Hi, Tim. I think Tony usually puts in the bed measurements. Not sure why he didn’t this time. But I just looked it up on their website and it’s 60″ x 74″. (I used to be 74″ tall, until gravity took its toll! Heck!) Now I really have to look (way) up to my two 6’8″ sons! Have a good night. 🙂 –Diane
Love that you are reviewing smaller, affordable trailers WITHOUT slides. Get rid of the knee knocker table & put a window above the bed, and this one would work well for me.

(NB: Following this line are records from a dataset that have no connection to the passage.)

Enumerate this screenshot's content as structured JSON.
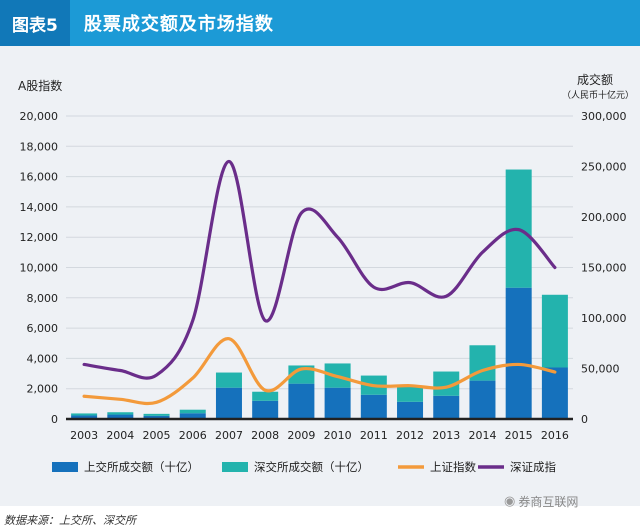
{
  "header": {
    "tag": "图表5",
    "title": "股票成交额及市场指数"
  },
  "source": "数据来源：上交所、深交所",
  "watermark": {
    "icon": "wechat-icon",
    "text": "券商互联网"
  },
  "colors": {
    "sse_turnover": "#1571bc",
    "szse_turnover": "#23b3ad",
    "sse_index": "#f39a3b",
    "szse_component": "#6a2d8a"
  },
  "chart_data": {
    "type": "bar",
    "categories": [
      "2003",
      "2004",
      "2005",
      "2006",
      "2007",
      "2008",
      "2009",
      "2010",
      "2011",
      "2012",
      "2013",
      "2014",
      "2015",
      "2016"
    ],
    "left_axis": {
      "label": "A股指数",
      "range": [
        0,
        20000
      ],
      "ticks": [
        "0",
        "2,000",
        "4,000",
        "6,000",
        "8,000",
        "10,000",
        "12,000",
        "14,000",
        "16,000",
        "18,000",
        "20,000"
      ]
    },
    "right_axis": {
      "label": "成交额",
      "sublabel": "（人民币十亿元）",
      "range": [
        0,
        300000
      ],
      "ticks": [
        "0",
        "50,000",
        "100,000",
        "150,000",
        "200,000",
        "250,000",
        "300,000"
      ]
    },
    "series": [
      {
        "name": "上交所成交额（十亿）",
        "type": "bar",
        "axis": "right",
        "values": [
          3500,
          4400,
          3100,
          5700,
          31000,
          18000,
          35000,
          31000,
          24000,
          17000,
          23000,
          38000,
          130000,
          51000
        ]
      },
      {
        "name": "深交所成交额（十亿）",
        "type": "bar",
        "axis": "right",
        "values": [
          2000,
          2300,
          2000,
          3500,
          15000,
          9000,
          18000,
          24000,
          19000,
          15000,
          24000,
          35000,
          117000,
          72000
        ]
      },
      {
        "name": "上证指数",
        "type": "line",
        "axis": "left",
        "values": [
          1500,
          1300,
          1100,
          2700,
          5300,
          1900,
          3300,
          2800,
          2200,
          2200,
          2100,
          3200,
          3600,
          3100
        ]
      },
      {
        "name": "深证成指",
        "type": "line",
        "axis": "left",
        "values": [
          3600,
          3200,
          2900,
          6500,
          17000,
          6500,
          13600,
          12000,
          8700,
          9000,
          8100,
          11000,
          12500,
          10000
        ]
      }
    ],
    "legend": "bottom",
    "grid": true
  }
}
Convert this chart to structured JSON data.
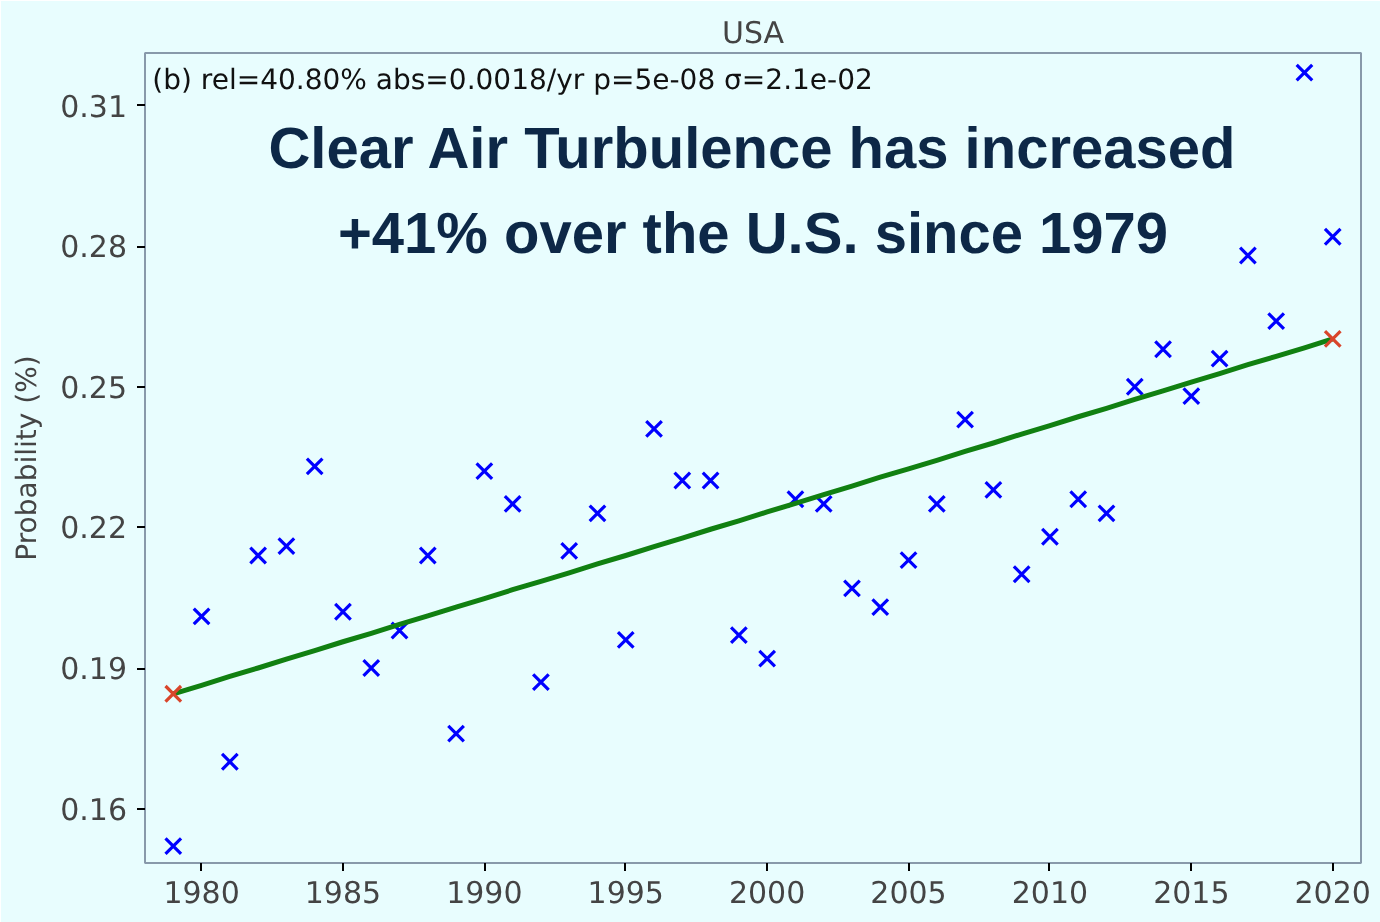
{
  "chart_data": {
    "type": "scatter",
    "title": "USA",
    "ylabel": "Probability (%)",
    "annotations": [
      "(b) rel=40.80%   abs=0.0018/yr   p=5e-08   σ=2.1e-02",
      "Clear Air Turbulence has increased",
      "+41% over the U.S. since 1979"
    ],
    "x": [
      1979,
      1980,
      1981,
      1982,
      1983,
      1984,
      1985,
      1986,
      1987,
      1988,
      1989,
      1990,
      1991,
      1992,
      1993,
      1994,
      1995,
      1996,
      1997,
      1998,
      1999,
      2000,
      2001,
      2002,
      2003,
      2004,
      2005,
      2006,
      2007,
      2008,
      2009,
      2010,
      2011,
      2012,
      2013,
      2014,
      2015,
      2016,
      2017,
      2018,
      2019,
      2020
    ],
    "series": [
      {
        "color": "#0000ff",
        "marker": "cross",
        "values": [
          0.152,
          0.201,
          0.17,
          0.214,
          0.216,
          0.233,
          0.202,
          0.19,
          0.198,
          0.214,
          0.176,
          0.232,
          0.225,
          0.187,
          0.215,
          0.223,
          0.196,
          0.241,
          0.23,
          0.23,
          0.197,
          0.192,
          0.226,
          0.225,
          0.207,
          0.203,
          0.213,
          0.225,
          0.243,
          0.228,
          0.21,
          0.218,
          0.226,
          0.223,
          0.25,
          0.258,
          0.248,
          0.256,
          0.278,
          0.264,
          0.317,
          0.282
        ]
      },
      {
        "type": "line",
        "color": "#118011",
        "line_style": "solid",
        "values": [
          0.1845,
          0.1863,
          0.1882,
          0.19,
          0.1919,
          0.1937,
          0.1956,
          0.1974,
          0.1993,
          0.2011,
          0.203,
          0.2048,
          0.2067,
          0.2085,
          0.2103,
          0.2122,
          0.214,
          0.2159,
          0.2177,
          0.2196,
          0.2214,
          0.2233,
          0.2251,
          0.227,
          0.2288,
          0.2307,
          0.2325,
          0.2343,
          0.2362,
          0.238,
          0.2399,
          0.2417,
          0.2436,
          0.2454,
          0.2473,
          0.2491,
          0.251,
          0.2528,
          0.2547,
          0.2565,
          0.2583,
          0.2602
        ]
      },
      {
        "type": "scatter",
        "color": "#d9452b",
        "marker": "cross",
        "values": [
          0.1845,
          null,
          null,
          null,
          null,
          null,
          null,
          null,
          null,
          null,
          null,
          null,
          null,
          null,
          null,
          null,
          null,
          null,
          null,
          null,
          null,
          null,
          null,
          null,
          null,
          null,
          null,
          null,
          null,
          null,
          null,
          null,
          null,
          null,
          null,
          null,
          null,
          null,
          null,
          null,
          null,
          0.2602
        ]
      }
    ],
    "xlim": [
      1978,
      2021
    ],
    "xticks": [
      1980,
      1985,
      1990,
      1995,
      2000,
      2005,
      2010,
      2015,
      2020
    ],
    "ylim": [
      0.1484,
      0.3212
    ],
    "yticks": [
      0.16,
      0.19,
      0.22,
      0.25,
      0.28,
      0.31
    ],
    "grid": false
  }
}
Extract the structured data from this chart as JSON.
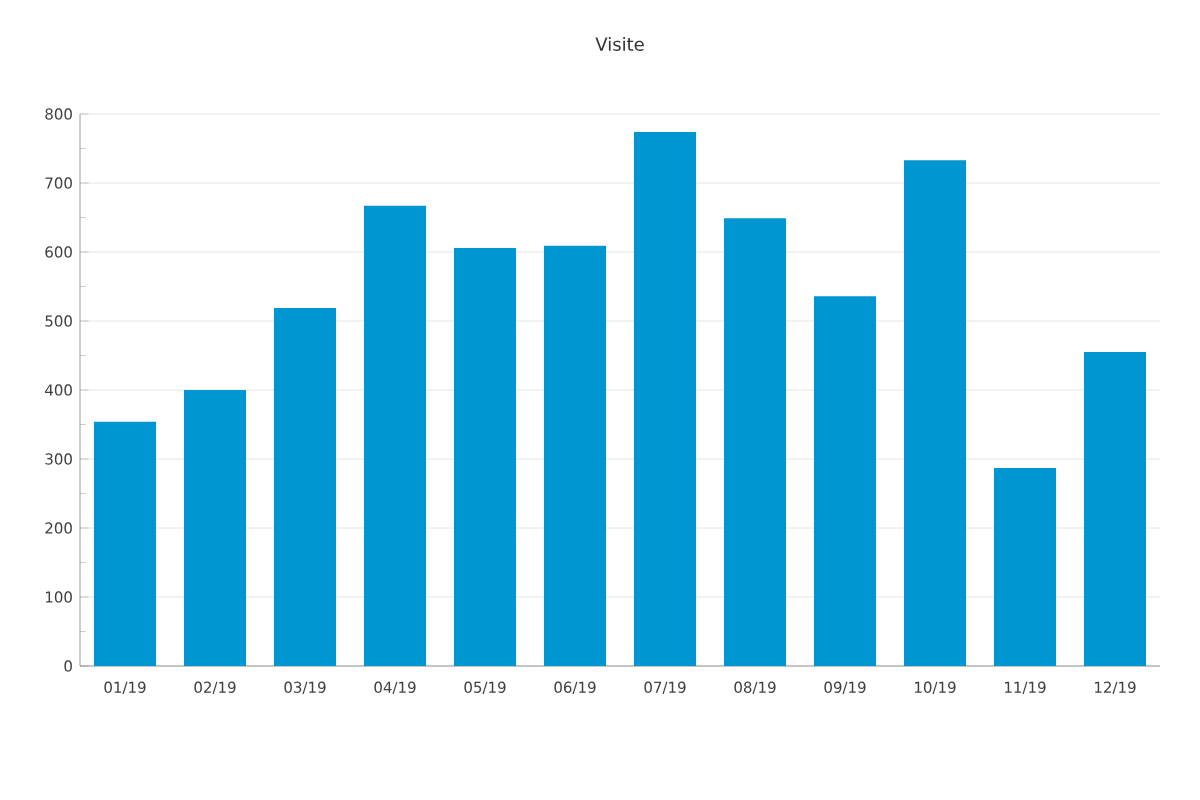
{
  "chart_data": {
    "type": "bar",
    "title": "Visite",
    "categories": [
      "01/19",
      "02/19",
      "03/19",
      "04/19",
      "05/19",
      "06/19",
      "07/19",
      "08/19",
      "09/19",
      "10/19",
      "11/19",
      "12/19"
    ],
    "values": [
      354,
      400,
      519,
      667,
      606,
      609,
      774,
      649,
      536,
      733,
      287,
      455
    ],
    "color": "#0096d2",
    "ylim": [
      0,
      800
    ],
    "yticks": [
      0,
      100,
      200,
      300,
      400,
      500,
      600,
      700,
      800
    ],
    "grid": "y"
  }
}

Tony, Thanks for another great review. This segment of the market is often overlooked, and needs your attention. I’ve always liked Keystone (and Jayco) because the freshwater capacity is always generous (good for boondocking). In the past week or so, it was posited that the freshwater capacity was too large in relation to the CCC of a rig. The same could be said about this particular Keystone. I was taught never to tow any rig with a full water tank because it likely upsets its center of gravity while going around a curve on the highway. Fill up on water once you’re close to your destination. A full water tank doesn’t upset a parked RV’s stationary center of gravity. Plus, there is no rule that says you cannot fill your tank to less than 100% while on the road. Your guidance on this topic would be appreciated.
Roger, I must have my water tank full when towing. It’s a small rig but that weight is necessary for my tongue weight. If it’s full it doesn’t slosh much. The rigs with huge water tanks usually have baffles so it doesn’t slosh from side to side. Maybe Tony can address this.